Nunca entendi a necessidade dela de combinar as cortinas com os livros na estante, ou porque ela sempre deixava a torrada queimar um pouco além da conta e depois ficava meio irritada de ter que tirar as sobras queimadas com a faca. Vou te confessar, que não entendia porque Los Hermanos e Bon Jovi estavam na mesma categoria de músicas para academia, assim como porque ela odiava o Homem-Aranha. Ela possuía detalhes muito próprios sobre si mesma, que por inúmeras vezes não fez questão de explicar. Nada tirava a paz dela, exceto quando mexiam na coleção imensa que ela tinha de canecas. Eram de todos os tipos, modelos e cores. Nunca soube realmente o que permeava o coração dela, só que ela amava canecas. Café e canecas. E mais ainda, cafés em suas próprias canecas.

Todo dia de manhã, ainda com o rosto inchado e os cabelos presos em um rabo de cavalo, ela preparava o próprio café, cantando baixinho. Depois – quando aquele cheirinho que sempre me fazia sorrir – ela abria a porta da prateleira de canecas e escolhia com muito afinco e calma, qual seria a escolha da vez. Ela costumava tomar café em canecas escuras as segundas, e no meio da semana escolhia alguma com um desenho. Se ela estava animada, canecas com flores. Se ela estava irritada, ela bebia na café na caneca do Darth Vader e eu sabia que era melhor não mexer com ela. Nos dias introspectivos, ela preferia canecas com textos ou recados. Ela nunca foi de falar muito pela manhã, assim como preferia o silêncio dos nossos beijos e gemidos pela madrugada, mas aprendi a lê-la por suas canecas. Assisti-la se perder pelo a vasta coleção de canecas me fazia acreditar no que disse Manoel Bandeira: “a poesia está em tudo – tanto nos amores quanto nos chinelos, tanto nas coisas lógicas como nas disparatadas”, assim como estava em suas canecas e no modo como ela ficava na ponta dos pés para alcançar as prateleiras mais altas.

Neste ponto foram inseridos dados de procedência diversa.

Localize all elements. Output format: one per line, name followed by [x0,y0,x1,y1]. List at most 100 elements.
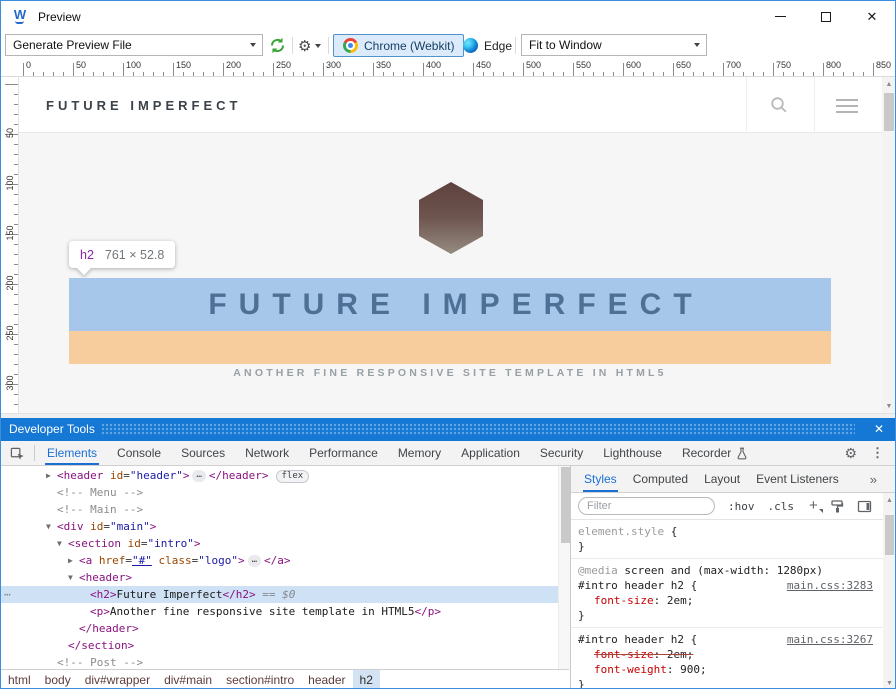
settings-button[interactable]: ⚙ [298,35,321,56]
sidebar-tab-styles[interactable]: Styles [576,466,625,492]
styles-scrollbar[interactable]: ▲ ▼ [883,493,896,689]
edge-button-label: Edge [484,39,512,53]
devtools-tab-memory[interactable]: Memory [388,441,451,465]
breadcrumb-item-body[interactable]: body [38,670,78,689]
tree-row[interactable]: <!-- Main --> [1,501,558,518]
devtools-tab-application[interactable]: Application [451,441,530,465]
devtools-titlebar[interactable]: Developer Tools ✕ [1,418,895,441]
sidebar-tab-layout[interactable]: Layout [696,466,748,492]
refresh-button[interactable] [266,35,288,56]
css-source-link[interactable]: main.css:3283 [787,578,873,593]
breadcrumb-item-div-wrapper[interactable]: div#wrapper [78,670,157,689]
disclosure-expanded-icon[interactable]: ▼ [57,535,62,552]
styles-toolbar: :hov .cls + [571,493,883,520]
css-property[interactable]: font-size: 2em; [578,593,883,608]
combo-arrow-icon[interactable] [689,35,704,55]
scroll-down-icon[interactable]: ▼ [882,399,896,413]
new-style-rule-icon[interactable]: + [809,499,818,513]
site-search-button[interactable] [768,94,790,116]
generate-preview-combobox[interactable]: Generate Preview File [5,34,263,56]
tree-row[interactable]: </header> [1,620,558,637]
tree-row[interactable]: <!-- Menu --> [1,484,558,501]
computed-sidebar-icon[interactable] [857,499,872,514]
css-source-link[interactable]: main.css:3267 [787,632,873,647]
devtools-tab-performance[interactable]: Performance [299,441,388,465]
css-rule: element.style {} [571,520,883,559]
minimize-button[interactable] [757,1,803,32]
pseudo-state-toggle[interactable]: :hov [728,500,755,513]
element-class-toggle[interactable]: .cls [768,500,795,513]
elements-tree-scrollbar[interactable] [558,466,570,669]
row-actions-icon[interactable]: ⋯ [4,586,12,603]
more-tabs-icon[interactable]: » [870,466,896,492]
sidebar-tab-computed[interactable]: Computed [625,466,696,492]
chrome-webkit-button[interactable]: Chrome (Webkit) [333,34,464,57]
tabbar-separator [34,445,35,461]
minimize-icon [775,16,786,17]
css-selector[interactable]: #intro header h2 {main.css:3267 [578,632,883,647]
tree-row[interactable]: ▶<a href="#" class="logo">…</a> [1,552,558,569]
page-preview-viewport[interactable]: FUTURE IMPERFECT h2 761 × 52.8 FUTURE IM… [19,77,882,413]
devtools-tab-recorder[interactable]: Recorder [672,441,758,465]
tree-row-selected[interactable]: ⋯<h2>Future Imperfect</h2> == $0 [1,586,558,603]
devtools-tab-console[interactable]: Console [107,441,171,465]
flex-badge[interactable]: flex [276,470,310,483]
collapsed-content-icon[interactable]: … [248,555,261,567]
scroll-up-icon[interactable]: ▲ [883,493,896,507]
devtools-tab-elements[interactable]: Elements [37,441,107,465]
inspect-element-button[interactable] [1,441,34,465]
sidebar-tab-event-listeners[interactable]: Event Listeners [748,466,847,492]
disclosure-collapsed-icon[interactable]: ▶ [46,467,51,484]
toolbar-separator [328,37,329,54]
tree-row[interactable]: ▼<header> [1,569,558,586]
disclosure-expanded-icon[interactable]: ▼ [68,569,73,586]
scrollbar-thumb[interactable] [885,515,894,555]
breadcrumb-item-section-intro[interactable]: section#intro [219,670,301,689]
breadcrumb-item-h2[interactable]: h2 [353,670,380,689]
preview-scrollbar[interactable]: ▲ ▼ [882,77,896,413]
tree-row[interactable]: ▶<header id="header">…</header>flex [1,467,558,484]
css-property[interactable]: font-size: 2em; [578,647,883,662]
devtools-tab-security[interactable]: Security [530,441,593,465]
format-paint-icon[interactable] [830,499,845,514]
disclosure-expanded-icon[interactable]: ▼ [46,518,51,535]
site-logo-text[interactable]: FUTURE IMPERFECT [46,98,241,113]
tree-row[interactable]: ▼<section id="intro"> [1,535,558,552]
close-button[interactable]: ✕ [849,1,895,32]
gear-dropdown-icon [315,44,321,48]
css-rule: @media screen and (max-width: 1280px)#in… [571,559,883,628]
tree-row[interactable]: <!-- Post --> [1,654,558,669]
scroll-down-icon[interactable]: ▼ [883,676,896,689]
breadcrumb-item-html[interactable]: html [1,670,38,689]
breadcrumb-item-div-main[interactable]: div#main [157,670,219,689]
zoom-mode-combobox[interactable]: Fit to Window [521,34,707,56]
edge-button[interactable]: Edge [457,34,518,57]
combo-arrow-icon[interactable] [245,35,260,55]
collapsed-content-icon[interactable]: … [192,470,205,482]
devtools-tab-lighthouse[interactable]: Lighthouse [593,441,672,465]
disclosure-collapsed-icon[interactable]: ▶ [68,552,73,569]
generate-preview-value: Generate Preview File [13,38,132,52]
devtools-tab-network[interactable]: Network [235,441,299,465]
scrollbar-thumb[interactable] [561,467,570,543]
tree-row[interactable]: <p>Another fine responsive site template… [1,603,558,620]
scrollbar-thumb[interactable] [884,93,894,131]
header-divider [746,77,747,133]
site-hexagon-logo[interactable] [419,182,483,254]
devtools-settings-icon[interactable]: ⚙ [837,445,864,462]
scroll-up-icon[interactable]: ▲ [882,77,896,91]
media-query: @media screen and (max-width: 1280px) [578,563,883,578]
styles-filter-input[interactable] [578,497,715,515]
devtools-tab-sources[interactable]: Sources [171,441,235,465]
zoom-mode-value: Fit to Window [529,38,602,52]
css-selector[interactable]: element.style { [578,524,883,539]
css-property[interactable]: font-weight: 900; [578,662,883,677]
devtools-close-button[interactable]: ✕ [868,418,890,441]
css-selector[interactable]: #intro header h2 {main.css:3283 [578,578,883,593]
hamburger-menu-icon[interactable] [836,99,858,116]
tree-row[interactable]: </section> [1,637,558,654]
devtools-menu-icon[interactable]: ⋮ [864,445,891,461]
tree-row[interactable]: ▼<div id="main"> [1,518,558,535]
maximize-button[interactable] [803,1,849,32]
breadcrumb-item-header[interactable]: header [301,670,352,689]
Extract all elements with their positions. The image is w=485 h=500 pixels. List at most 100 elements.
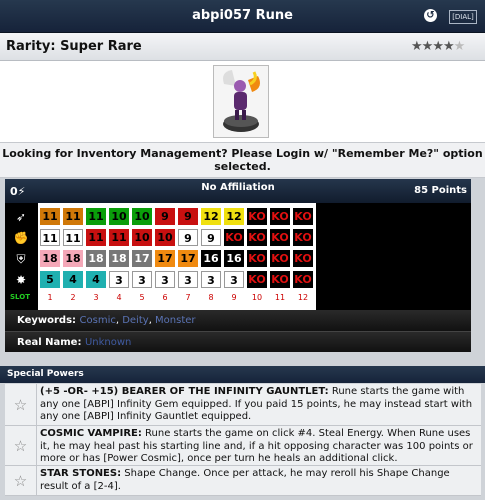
dial-cell: 17 [155,250,175,267]
slot-number: 3 [93,293,99,302]
keywords-row: Keywords: Cosmic, Deity, Monster [5,310,471,331]
keywords-label: Keywords: [17,315,77,326]
real-name-label: Real Name: [17,337,82,348]
dial-cell: 9 [178,229,198,246]
dial-cell: 18 [86,250,106,267]
dial-cell: KO [270,250,290,267]
slot-number: 12 [297,293,309,302]
keyword-link[interactable]: Deity [122,315,148,326]
slot-number: 5 [139,293,145,302]
power-name: STAR STONES: [40,468,122,479]
star-icon: ☆ [5,384,37,425]
figure-image[interactable] [213,65,269,138]
dial-cell: 11 [63,229,83,246]
dial-cell: 11 [40,229,60,246]
dial-cell: KO [293,250,313,267]
dial-cell: 17 [132,250,152,267]
star-icon: ☆ [5,426,37,465]
figure-image-area [0,61,485,142]
slot-number: 7 [185,293,191,302]
slot-label: SLOT [10,293,30,301]
dial-cell: 3 [178,271,198,288]
dial-cell: 12 [224,208,244,225]
slot-number: 9 [231,293,237,302]
star-icon: ★ [453,39,466,54]
rarity-label: Rarity: Super Rare [6,39,142,54]
power-item: ☆ STAR STONES: Shape Change. Once per at… [5,466,481,496]
dial-cell: 4 [86,271,106,288]
dial-cell: 16 [201,250,221,267]
dial-cell: 11 [63,208,83,225]
slot-number: 10 [251,293,263,302]
combat-dial: ➶ ✊ ⛨ ✸ SLOT 11 11 11 10 10 9 9 12 12 KO KO KO 11 11 1… [5,203,471,310]
dial-cell: 11 [86,208,106,225]
dial-cell: 3 [201,271,221,288]
dial-cell: 3 [155,271,175,288]
dial-cell: KO [247,271,267,288]
dial-cell: 18 [109,250,129,267]
dial-cell: 17 [178,250,198,267]
dial-cell: 10 [132,208,152,225]
attack-icon: ✊ [13,231,29,245]
dial-cell: KO [270,208,290,225]
dial-cell: KO [293,208,313,225]
defense-icon: ⛨ [16,252,26,266]
title-bar: abpi057 Rune ↺ [DIAL] [0,0,485,33]
damage-icon: ✸ [15,273,27,287]
power-name: COSMIC VAMPIRE: [40,428,142,439]
dial-cell: KO [247,208,267,225]
dial-cell: KO [270,229,290,246]
dial-cell: 10 [155,229,175,246]
dial-cell: 12 [201,208,221,225]
keyword-link[interactable]: Cosmic [80,315,116,326]
dial-cell: 3 [132,271,152,288]
refresh-icon[interactable]: ↺ [424,9,437,22]
power-item: ☆ COSMIC VAMPIRE: Rune starts the game o… [5,426,481,466]
login-notice: Looking for Inventory Management? Please… [0,142,485,178]
dial-cell: KO [247,250,267,267]
affiliation: No Affiliation [201,182,275,193]
power-name: (+5 -OR- +15) BEARER OF THE INFINITY GAU… [40,386,329,397]
rating-stars: ★★★★★ [411,39,466,54]
point-value: 85 Points [414,185,467,196]
star-icon: ★ [432,39,444,54]
slot-number: 11 [274,293,286,302]
speed-icon: ➶ [15,210,27,224]
star-icon: ★ [411,39,423,54]
dial-cell: 10 [132,229,152,246]
dial-cell: 3 [224,271,244,288]
dial-cell: 3 [109,271,129,288]
power-item: ☆ (+5 -OR- +15) BEARER OF THE INFINITY G… [5,384,481,426]
dial-cell: KO [270,271,290,288]
star-icon: ☆ [5,466,37,495]
dial-cell: 9 [178,208,198,225]
dial-cell: 16 [224,250,244,267]
dial-cell: 4 [63,271,83,288]
keyword-link[interactable]: Monster [155,315,195,326]
dial-cell: 11 [86,229,106,246]
special-powers-header: Special Powers [0,366,485,383]
slot-number: 2 [70,293,76,302]
dial-cell: 18 [63,250,83,267]
dial-cell: KO [247,229,267,246]
dial-cell: 18 [40,250,60,267]
star-icon: ★ [421,39,434,54]
slot-number: 8 [208,293,214,302]
dial-cell: 5 [40,271,60,288]
slot-number: 4 [116,293,122,302]
dial-cell: 11 [109,229,129,246]
dial-cell: KO [293,271,313,288]
rarity-bar: Rarity: Super Rare ★★★★★ [0,33,485,61]
slot-number: 1 [47,293,53,302]
dial-cell: KO [224,229,244,246]
slot-number: 6 [162,293,168,302]
star-icon: ★ [442,39,455,54]
dial-button[interactable]: [DIAL] [449,10,477,24]
dial-cell: KO [293,229,313,246]
real-name-value: Unknown [84,337,132,348]
real-name-row: Real Name: Unknown [5,331,471,352]
dial-header: 0⚡ No Affiliation 85 Points [5,179,471,203]
dial-cell: 10 [109,208,129,225]
page-title: abpi057 Rune [192,8,293,23]
dial-cell: 9 [155,208,175,225]
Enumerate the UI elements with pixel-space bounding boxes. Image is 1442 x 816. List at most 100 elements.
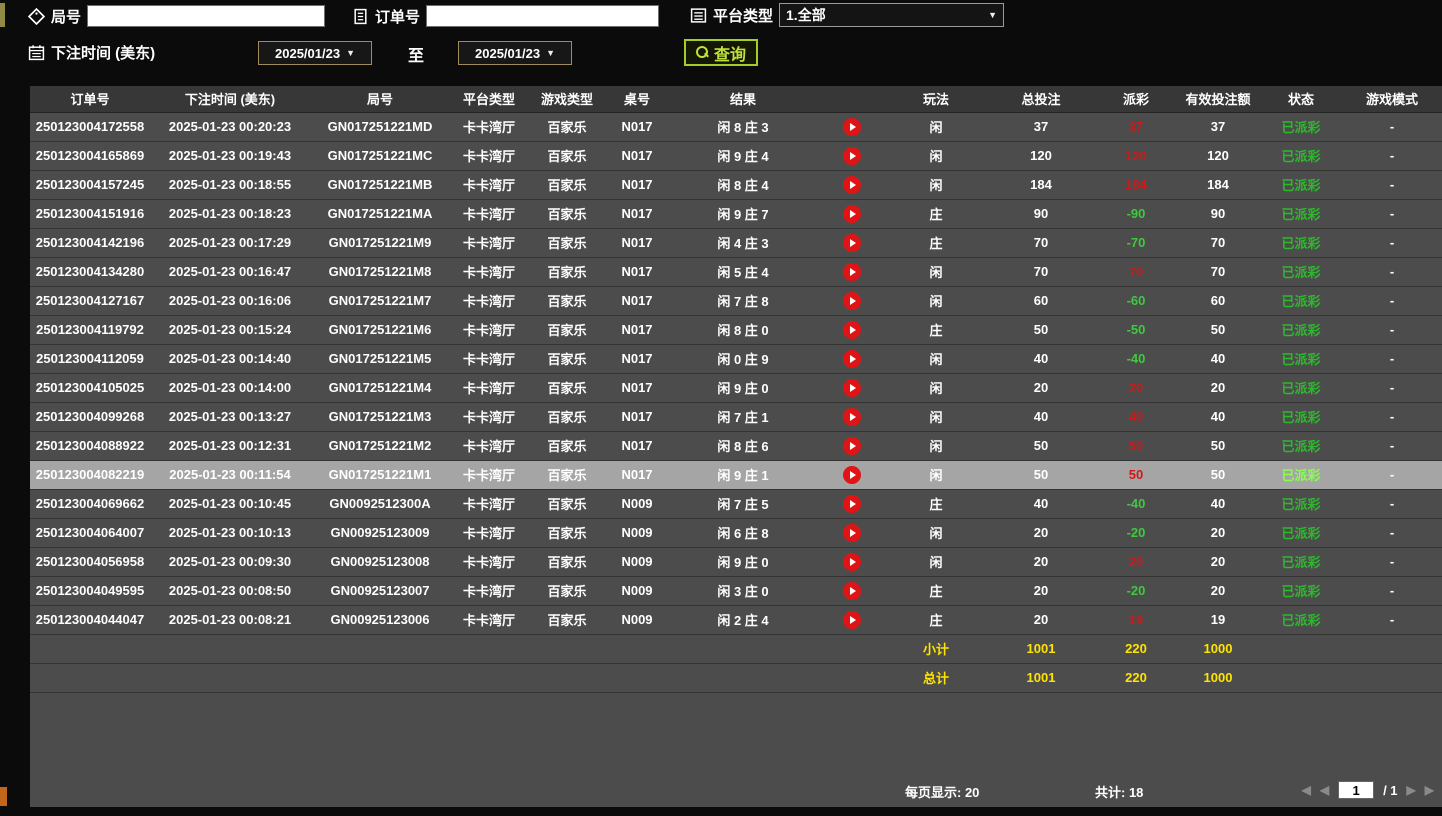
table-no-cell: N017	[606, 460, 668, 489]
game-type-cell: 百家乐	[528, 518, 606, 547]
status-cell: 已派彩	[1260, 112, 1342, 141]
prev-page-button[interactable]: ◀	[1320, 783, 1329, 797]
platform-cell: 卡卡湾厅	[450, 518, 528, 547]
platform-type-label: 平台类型	[713, 5, 773, 26]
game-type-cell: 百家乐	[528, 431, 606, 460]
table-row[interactable]: 2501230041725582025-01-23 00:20:23GN0172…	[30, 112, 1442, 141]
bet-time-cell: 2025-01-23 00:15:24	[150, 315, 310, 344]
play-video-icon[interactable]	[843, 524, 861, 542]
play-video-icon[interactable]	[843, 437, 861, 455]
play-triangle-icon	[850, 384, 856, 392]
play-video-icon[interactable]	[843, 495, 861, 513]
sum-valid-bet: 1000	[1176, 634, 1260, 663]
payout-cell: 20	[1096, 547, 1176, 576]
video-cell	[818, 518, 886, 547]
column-header: 平台类型	[450, 86, 528, 112]
round-id-cell: GN017251221MA	[310, 199, 450, 228]
first-page-button[interactable]: ◀	[1302, 783, 1311, 797]
order-id-cell: 250123004151916	[30, 199, 150, 228]
round-id-cell: GN017251221M5	[310, 344, 450, 373]
table-row[interactable]: 2501230040495952025-01-23 00:08:50GN0092…	[30, 576, 1442, 605]
table-no-cell: N017	[606, 286, 668, 315]
total-bet-cell: 90	[986, 199, 1096, 228]
table-row[interactable]: 2501230040992682025-01-23 00:13:27GN0172…	[30, 402, 1442, 431]
round-number-filter: 局号	[28, 5, 325, 27]
table-row[interactable]: 2501230041120592025-01-23 00:14:40GN0172…	[30, 344, 1442, 373]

Minha mulher amava canecas, e eu a amava. Nunca tive preferência por cores ou modelos, ou detalhes sórdidos e poéticos sobre minha personalidade, exceto como eu parecia sempre um adolescente ao vê-la cruzar da sala pelo o corredor, ou da cozinha para seu escritório – sempre segurando uma caneca. Não me importava o pijama, a cor da calça ou se ela estava de salto alto ou não. A segurança que a caneca de café me dava, era a certeza de que outro dia se revelava e ela estava lá comigo. Tranquila e com sono, amando o silêncio e a necessidade de tomar café. Ela nunca me deixou usar suas canecas, e eu sempre preferia sentia o gosto do café nos lábios dela, doce e quente. Apaixonado. Ela amava canecas, e eu amava a coleção de momentos com ela.